The air in the room was, as I had remembered it, smoke-free and artificial, as though it had been made up from a recipe in a laboratory where such things as dust, acid and other computer-eating atoms had never penetrated. Breathing it, besides me and Ella’s successor, was a photographer named Stefan Something, who was a bit of a town character. Stefan was a regular presence at civic and cultural functions, where his camera bag got him past the registration table. The locals knew that he never represented a paper or magazine. His camera was usually assumed to be empty, so that only visiting dignitaries were impressed at the quickness of the exposures he made as he worked his way to the luncheon sideboard or, on special occasions, the bar. Stefan was seated at a broad wooden table just in front of the main index terminals, busy reading up on the history of Grantham’s first families. I was glad that he hadn’t noticed me. The last time we talked, he was convinced that he wanted to go into the detective business.

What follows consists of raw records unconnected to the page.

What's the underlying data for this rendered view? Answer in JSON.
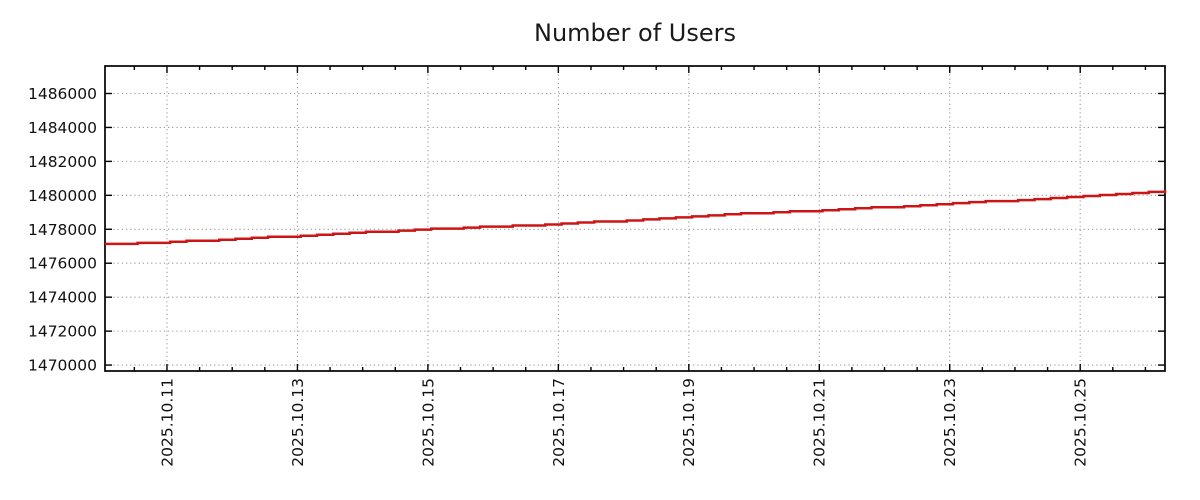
{
  "figure": {
    "background": "#ffffff"
  },
  "colors": {
    "axis": "#000000",
    "grid": "#9a9a9a",
    "text": "#111111",
    "line": "#cc1616",
    "background": "#ffffff"
  },
  "chart_data": {
    "type": "line",
    "title": "Number of Users",
    "xlabel": "",
    "ylabel": "",
    "legend": "none",
    "grid": "dotted",
    "x_axis": {
      "epoch": "2025-10-10",
      "unit": "days",
      "lim": [
        0.05,
        16.3
      ],
      "major_ticks": [
        1,
        3,
        5,
        7,
        9,
        11,
        13,
        15
      ],
      "major_tick_labels": [
        "2025.10.11",
        "2025.10.13",
        "2025.10.15",
        "2025.10.17",
        "2025.10.19",
        "2025.10.21",
        "2025.10.23",
        "2025.10.25"
      ],
      "minor_tick_interval": 0.5,
      "label_rotation_deg": 90
    },
    "y_axis": {
      "lim": [
        1469650,
        1487620
      ],
      "major_ticks": [
        1470000,
        1472000,
        1474000,
        1476000,
        1478000,
        1480000,
        1482000,
        1484000,
        1486000
      ],
      "major_tick_labels": [
        "1470000",
        "1472000",
        "1474000",
        "1476000",
        "1478000",
        "1480000",
        "1482000",
        "1484000",
        "1486000"
      ]
    },
    "series": [
      {
        "name": "Number of Users",
        "color": "#cc1616",
        "line_width": 2.5,
        "style": "steps",
        "step_quantum": 60,
        "sample_interval": 0.25,
        "points": [
          [
            0.05,
            1477120
          ],
          [
            0.5,
            1477180
          ],
          [
            1.0,
            1477260
          ],
          [
            1.5,
            1477340
          ],
          [
            2.0,
            1477430
          ],
          [
            2.5,
            1477520
          ],
          [
            3.0,
            1477620
          ],
          [
            3.5,
            1477720
          ],
          [
            4.0,
            1477820
          ],
          [
            4.5,
            1477920
          ],
          [
            5.0,
            1478010
          ],
          [
            5.5,
            1478090
          ],
          [
            6.0,
            1478160
          ],
          [
            6.5,
            1478240
          ],
          [
            7.0,
            1478330
          ],
          [
            7.5,
            1478420
          ],
          [
            8.0,
            1478530
          ],
          [
            8.5,
            1478650
          ],
          [
            9.0,
            1478770
          ],
          [
            9.5,
            1478870
          ],
          [
            10.0,
            1478960
          ],
          [
            10.5,
            1479040
          ],
          [
            11.0,
            1479120
          ],
          [
            11.5,
            1479210
          ],
          [
            12.0,
            1479310
          ],
          [
            12.5,
            1479410
          ],
          [
            13.0,
            1479520
          ],
          [
            13.5,
            1479620
          ],
          [
            14.0,
            1479730
          ],
          [
            14.5,
            1479840
          ],
          [
            15.0,
            1479950
          ],
          [
            15.5,
            1480070
          ],
          [
            16.0,
            1480200
          ],
          [
            16.3,
            1480330
          ]
        ]
      }
    ]
  }
}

The master list was a sheet of foolscap divided into two columns. In the first were the names of the local entrepreneurs who had run afoul of the law or were at least believed to have done so whether or not they had ever been brought to book. As a demonstration of the assumption of innocence it lacked something. I noticed the name of a big corporation lawyer named Henry Markland. Markland took up a career of making licence plates when he ran out of banks to finance a scheme or project that, as far as I was able to discover, only existed in his imagination. He was to be found in a file marked O’REILLY, NATHAN, a pretty bogus combination if you ask me. There were other names I’d seen in print before. I was glad to see a scattering of Anglo-Saxon ones mixed in with the consonant-happy ethnic names. The right-hand column was almost free of surnames which had arrived on recent boats and planes. It was as though Ella, even in making up names to hide the guilty, didn’t want to tarnish people with names that had already had a bad enough run of it.

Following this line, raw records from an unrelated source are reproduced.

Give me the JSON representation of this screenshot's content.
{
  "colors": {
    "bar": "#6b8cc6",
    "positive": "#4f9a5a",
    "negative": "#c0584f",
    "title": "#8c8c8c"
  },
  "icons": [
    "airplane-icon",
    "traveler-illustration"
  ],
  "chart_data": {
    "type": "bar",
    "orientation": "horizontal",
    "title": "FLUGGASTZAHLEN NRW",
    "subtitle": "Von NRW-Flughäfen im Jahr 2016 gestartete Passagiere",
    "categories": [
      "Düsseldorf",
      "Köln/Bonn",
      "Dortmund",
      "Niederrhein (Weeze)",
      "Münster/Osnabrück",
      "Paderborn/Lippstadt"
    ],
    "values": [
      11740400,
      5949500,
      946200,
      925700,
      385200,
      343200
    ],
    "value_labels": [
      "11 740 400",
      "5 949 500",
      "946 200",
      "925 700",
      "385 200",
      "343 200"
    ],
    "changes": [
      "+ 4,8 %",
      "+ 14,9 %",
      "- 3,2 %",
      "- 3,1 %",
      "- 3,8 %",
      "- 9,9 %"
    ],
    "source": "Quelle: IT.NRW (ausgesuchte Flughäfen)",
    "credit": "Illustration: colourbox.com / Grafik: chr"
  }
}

WISE, ABRAM, was there towards the bottom of the page. To find him, I was directed to look up CLELAND, JOHN. The name whispered something in my ear, but I couldn’t catch it. It didn’t seem to belong to a local family, crooked or straight. (Later Frank Bushmill, my neighbour, told me that it belonged to the author of Fanny Hill, a very famous naughty, once-banned novel. I wonder if Ella would have blushed if she knew I had penetrated her little game?)

I ran my eyes down the paper to see if there was any mention of Dave Rogers or Rottman. I couldn’t find it. So, at least Rogers wasn’t the superstar Wise was. He sounded tough on the phone, but I shouldn’t confuse that with illegal activities.